Ceux qui font référence à l’universalité du droit, dans cette configuration, qui mettent en avant le caractère inconditionnel de l’exercice de ces libertés qui constituerait l’alpha et l’oméga de la vie démocratique, ceux qui pensent que la liberté d’expression ne trouve sa pleine effectivité que lorsqu’elle suscite le conflit et fait scandale, ceux qui pensent que la mise en œuvre de ces principes ne doit s’embarrasser d’aucune exception liée à des conditions particulières, notamment des conditions d’histoire – ceux-là devraient nous dire pourquoi Charlie Hebdo s’abstient des bonnes grosses blagues sur les chambres à gaz qui faisaient encore florès dans les années 1960, et dont on trouverait sans doute la trace en feuilletant une collection d’Hara Kiri , ou, tout aussi bien, de ces caricatures de Juifs aux gros pifs et aux lèvres pendantes qui amusaient tant les lecteurs de Je suis partout dans l’entre-deux-guerres3. Nous aimerions qu’ils nous disent ce qu’ils pensent de la loi Gayssot, qui fixe des limites distinctes à la liberté d’expression, de parole et de presse en criminalisant le négationnisme.... Ce qu’ils vont nous dire, je le sais déjà. C’est : « Ca n’a rien à voir ! On ne peut pas comparer ! ». Mais cette réponse, précisément, est nulle, puisqu’elle ne fait pas référence aux principes intangibles dont il est ici question (et que les Je suis Charlie ne cessent de mettre en avant, mais à des circonstances historiques, à la singularité, là même où, l’instant d’avant, ils en avaient plein la bouche de l’« Universel ».... S’ils étaient conséquents avec eux-mêmes, ils adopteraient la position que défendit Noam Chomsky au fort de la querelle du négationnisme en France et qui consistait à dire, contre Vidal-Naquet, que Faurisson et consorts avaient parfaitement le droit d’exprimer et publier leurs positions sur le « bobard » des chambres à gaz.
Mais ils ne le sont pas et considèrent que, dans un cas, il convient de se réclamer des principes (universels, intangibles) et dans l’autre à l’exception que constitue un événement historique, une crime d’histoire. Leur position revient à dire que ce qui fonde l’exception à la règle sur laquelle repose la criminalisation du négationnisme (l’extermination des Juifs d’Europe comme fait unique et incomparable) ne saurait en aucun cas s’appliquer à quelque autre objet que ce soit, et notamment en aucun cas à ce qui se rattache à l’histoire coloniale et aux crimes du colonialisme. C’est une proposition dogmatique qui ne s’embarrasse pas d’argumentation et qui est indémontrable, c’est une décision, un fait accompli, un coup de force qui rompt la règle de l’argumentation en se soustrayant à toute obligation d’argumentation ou de démonstration et qui, à ce titre, se donne congé brutalement à l’éthique de la discussion et de la communication démocratiques dont se réclament au reste bruyamment ces gens-là.

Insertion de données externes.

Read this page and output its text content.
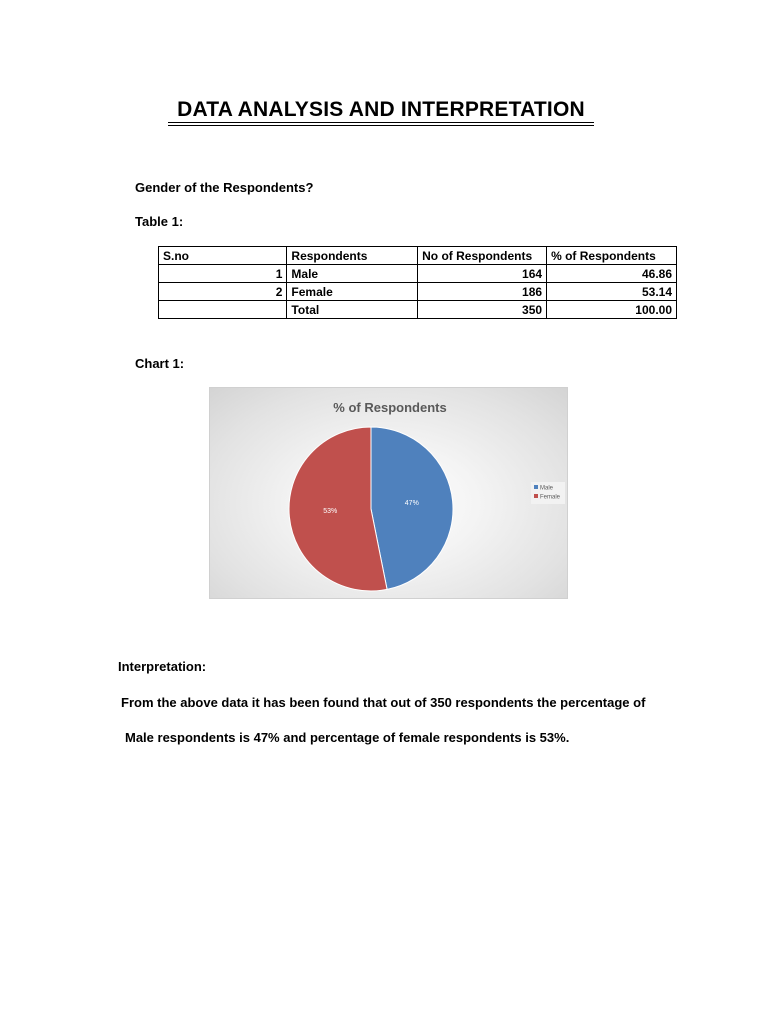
DATA ANALYSIS AND INTERPRETATION
Gender of the Respondents?
Table 1:
S.no	Respondents	No of Respondents	% of Respondents
1	Male	164	46.86
2	Female	186	53.14
	Total	350	100.00
Chart 1:
% of Respondents
47%
53%
Male
Female
Interpretation:
From the above data it has been found that out of 350 respondents the percentage of
Male respondents is 47% and percentage of female respondents is 53%.
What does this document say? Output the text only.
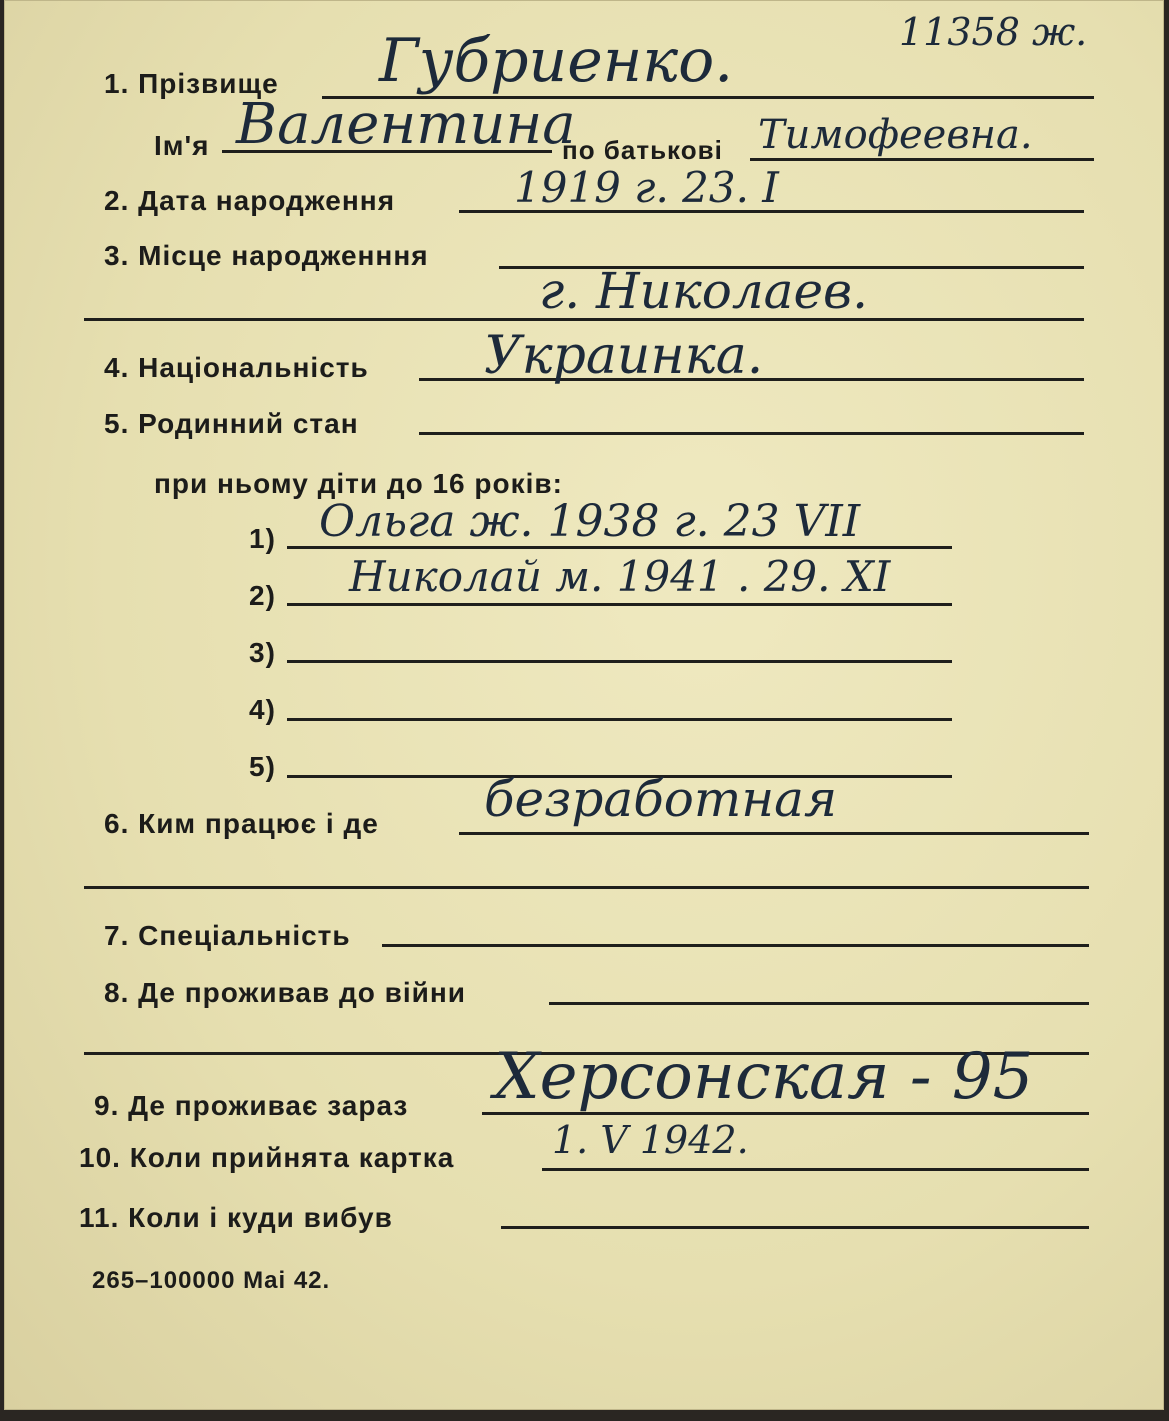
11358 ж.
1. Прізвище Губриенко.
Ім'я Валентина
по батькові Тимофеевна.
2. Дата народження	1919 г. 23. I
3. Місце народженння
г. Николаев.
4. Національність Украинка.
5. Родинний стан
при ньому діти до 16 років:
1) Ольга ж. 1938 г. 23 VII
2) Николай м. 1941 . 29. XI
3)
4)
5)
6. Ким працює і де безработная
7. Спеціальність
8. Де проживав до війни
9. Де проживає зараз Херсонская - 95
10. Коли прийнята картка	1. V 1942.
11. Коли і куди вибув
265–100000 Mai 42.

C’est, dans son fond, une position qui relève d’une croyance de type religieux. Après tout, il ne fait guère de doute, si l’on se réfère à la Déclaration universelle des droits de l’homme de 1948, que les crimes majeurs du colonialisme (exterminations ethniques, réduction en esclavage, travail forcé...) sont bien des crimes contre l’humanité et sont, à ce titre, imprescriptibles. On sera donc bien fondé à dire que tout ce qui en prolonge volontairement le tracé dans le présent en est partie intégrante, au même titre exactement que le négationnisme est partie intégrante, encore et toujours, de l’entreprise de destruction des Juifs (et des Roms) d’Europe par les nazis. En d’autres termes, les obscénités de Charlie Hebdo sur la religion musulmane et les femmes arabes ont le même statut exactement que les blagues sur les chambres à gaz et les caricatures antisémites : ce sont des délits qui, néanmoins, prospérant à l’ombre du pouvoir d’Etat et de la police, se transforment miraculeusement en joyaux de la liberté d’expression. L’hégémonie sur les discours est une magnifique machine à géométrie variable, un moyen de jouer sur tous les tableaux, à mobiliser tantôt la règle, et tantôt ce qui y fait exception. L’usage flexible qui est fait de la loi Gayssot par les pouvoirs publics en est un parfait exemple : un couperet prêt à s’abattre sur tout contrevenant au règlement des discours à propos de la Shoah ou du génocide arménien, une chimères aux abonnés absents quand ce sont des gens du sérail qui s’attachent (et pour cause) à dissoudre dans les eaux troubles d’un négationnisme décomplexé la réalité du génocide rwandais. On est ici dans le même cas de figure exemplaire de ce « deux poids deux mesures », un dispositif dont la vocation est distincte : entretenir le déni du fait que notre société est, encore et toujours une société coloniale, imprégnée des crimes du colonialisme et saturée par un racisme d’origine coloniale. Ceci étant la raison pour laquelle cette loi Gayssot, en tant que fleuron du double jeu perpétuel de l’Etat et des faiseurs d’opinion entre l’universalité des principes et la singularité des circonstances exceptionnelles, n’est qu’un chiffon de papier destiné au broyeur, comme c’est le destin de tant de lois de convenance et d’opportunité4.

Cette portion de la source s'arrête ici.